56.

1.3K 74 5
                                    

Amarah William tidak terkendali. Alih-alih mereda, pria itu malah semakin menjadi-jadi. Tak hanya barang-barang yang jatuh berserakan dan pecah menjadi serpihan, pria itu menghunus pedang ke arah salah satu prajurit, nyaris menyabetkan besi tajam itu ke leher salah satu prajurit yang sudah bersimpuh pasrah.

"Yang Mulia! Gawat, Yang Mulia!"

Mata pedang itu berhenti tepat beberapa senti di leher si prajurit yang sudah memejamkan mata erat, bersiap menerima kematiannya. Namun, rupanya hal itu tidak lekas terjadi karena sosok William yang membeku di tempat. Untuk sejenak, pedang itu berhenti di udara.

Pandangan William terangkat, mengeram marah karena kegiatannya terganggu. Mata bak elang itu menatap nyalang ke arah asal suara, siap menerkam mangsa hingga remuk. Di sana, Diego tampak lari tergopoh-gopoh. Entah apa pun berita yang Diego, yang jelas pria itu sudah berhasil membuat kepala William meledak di puncak amarah. Sang putra mahkota mengeraskan rahang, membanting pedang yang ia pegang ke sembarang arah.

"Aku akan memenggalmu atas kelancangan hari ini, Diego!"

Tersentak kaget, Diego langsung berlutut, bersimpuh tunduk pada William. "Ampun, Yang Mulia. Sesungguhnya tindakan hamba bukan tanpa alasan."

"Cepat katakan!"

"Gawat, Yang Mulia." Diego menelisik ke seluruh penjuru ruangan, di mana beberapa prajurit masih tampak berjaga di sekitar ruangan.

Lantas, Diego bangkit dan mendekati sang putra mahkota, berbisik di sisi telinganya dengan serius. Mendengar apa yang dibisikkan Diego, raut wajah muram William berubah seratus delapan puluh derajat.
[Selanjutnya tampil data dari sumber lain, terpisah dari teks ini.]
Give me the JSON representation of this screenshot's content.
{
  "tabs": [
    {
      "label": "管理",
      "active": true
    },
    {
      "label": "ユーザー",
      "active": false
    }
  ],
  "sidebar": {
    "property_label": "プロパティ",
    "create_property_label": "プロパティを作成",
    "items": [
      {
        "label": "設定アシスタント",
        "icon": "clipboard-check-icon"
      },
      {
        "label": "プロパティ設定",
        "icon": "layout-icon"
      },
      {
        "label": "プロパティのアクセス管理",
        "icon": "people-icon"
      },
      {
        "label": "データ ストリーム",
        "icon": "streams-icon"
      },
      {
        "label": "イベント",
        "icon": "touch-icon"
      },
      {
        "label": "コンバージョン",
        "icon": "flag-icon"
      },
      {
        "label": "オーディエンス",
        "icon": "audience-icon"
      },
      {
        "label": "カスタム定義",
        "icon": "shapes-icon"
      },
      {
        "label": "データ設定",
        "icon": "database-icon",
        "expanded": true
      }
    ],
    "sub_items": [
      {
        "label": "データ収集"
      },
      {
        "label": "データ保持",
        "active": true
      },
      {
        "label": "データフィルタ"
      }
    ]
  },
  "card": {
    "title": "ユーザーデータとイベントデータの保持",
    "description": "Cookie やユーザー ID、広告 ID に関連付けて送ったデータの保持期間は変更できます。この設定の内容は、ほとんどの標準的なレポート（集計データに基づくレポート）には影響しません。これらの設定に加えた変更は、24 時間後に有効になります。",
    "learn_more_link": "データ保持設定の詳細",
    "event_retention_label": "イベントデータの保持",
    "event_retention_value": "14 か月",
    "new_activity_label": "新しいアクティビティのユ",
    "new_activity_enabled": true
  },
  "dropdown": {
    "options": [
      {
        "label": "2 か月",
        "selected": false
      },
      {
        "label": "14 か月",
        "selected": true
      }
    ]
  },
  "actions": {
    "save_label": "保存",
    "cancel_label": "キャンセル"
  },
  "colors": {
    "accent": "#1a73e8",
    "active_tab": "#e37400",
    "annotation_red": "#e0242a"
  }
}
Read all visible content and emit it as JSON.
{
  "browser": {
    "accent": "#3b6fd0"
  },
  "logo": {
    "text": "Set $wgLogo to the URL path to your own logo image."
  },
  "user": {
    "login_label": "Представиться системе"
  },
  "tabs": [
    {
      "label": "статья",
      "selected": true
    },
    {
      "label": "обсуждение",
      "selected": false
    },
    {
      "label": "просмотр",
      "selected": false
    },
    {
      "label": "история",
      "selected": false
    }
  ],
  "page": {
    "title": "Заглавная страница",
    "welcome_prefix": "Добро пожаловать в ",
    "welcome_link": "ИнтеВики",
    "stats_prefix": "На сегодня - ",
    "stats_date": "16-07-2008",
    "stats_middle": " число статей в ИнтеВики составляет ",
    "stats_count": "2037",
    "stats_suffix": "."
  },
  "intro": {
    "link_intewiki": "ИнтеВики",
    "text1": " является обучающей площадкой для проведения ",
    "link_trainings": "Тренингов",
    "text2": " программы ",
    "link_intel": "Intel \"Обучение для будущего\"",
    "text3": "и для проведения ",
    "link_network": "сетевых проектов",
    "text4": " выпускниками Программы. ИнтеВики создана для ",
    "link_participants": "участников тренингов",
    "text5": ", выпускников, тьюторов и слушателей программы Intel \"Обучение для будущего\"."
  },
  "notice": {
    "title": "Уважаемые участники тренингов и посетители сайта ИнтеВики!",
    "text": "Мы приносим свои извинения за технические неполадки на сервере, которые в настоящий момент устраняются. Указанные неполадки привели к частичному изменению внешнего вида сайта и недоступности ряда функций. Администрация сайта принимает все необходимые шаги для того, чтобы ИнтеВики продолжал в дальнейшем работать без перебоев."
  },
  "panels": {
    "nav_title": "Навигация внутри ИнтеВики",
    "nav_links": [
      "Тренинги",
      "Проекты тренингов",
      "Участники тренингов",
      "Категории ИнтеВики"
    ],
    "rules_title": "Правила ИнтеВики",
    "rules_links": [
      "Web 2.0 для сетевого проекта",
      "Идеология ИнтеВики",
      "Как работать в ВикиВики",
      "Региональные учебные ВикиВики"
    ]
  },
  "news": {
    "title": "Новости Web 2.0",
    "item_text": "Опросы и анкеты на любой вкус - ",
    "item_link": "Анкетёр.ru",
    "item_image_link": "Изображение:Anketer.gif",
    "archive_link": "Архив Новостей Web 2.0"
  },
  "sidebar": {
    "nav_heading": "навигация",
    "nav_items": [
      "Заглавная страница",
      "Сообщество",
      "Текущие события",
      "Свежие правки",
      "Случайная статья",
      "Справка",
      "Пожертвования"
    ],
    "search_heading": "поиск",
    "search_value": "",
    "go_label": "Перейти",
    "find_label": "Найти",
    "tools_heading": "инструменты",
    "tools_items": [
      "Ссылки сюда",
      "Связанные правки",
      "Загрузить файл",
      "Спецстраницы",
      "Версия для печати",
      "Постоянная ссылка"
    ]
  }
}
Kerutan di wajahnya tampak mengendur, menunjukkan emosi pria itu langsung dibanting keras.

"Apa?!" pekik William teramat terkejut dengan berita yang dikatakan Diego.

Rahang pria itu mengeras, bukan sekadar amarah, tetapi kalut dalam kekhawatiran yang teramat sangat. Segera saja, pria itu langsung berjalan dengan langkah terburu keluar dari ruangan. Diikuti Diego, William berjalan menyusuri lorong gelap menuju ruangan rahasia di mana Veronica berada.

"Veronica!" panggil pria itu langsung berlari mendekat ke arah ranjang di mana sosok wanita terbaring lemah di atasnya.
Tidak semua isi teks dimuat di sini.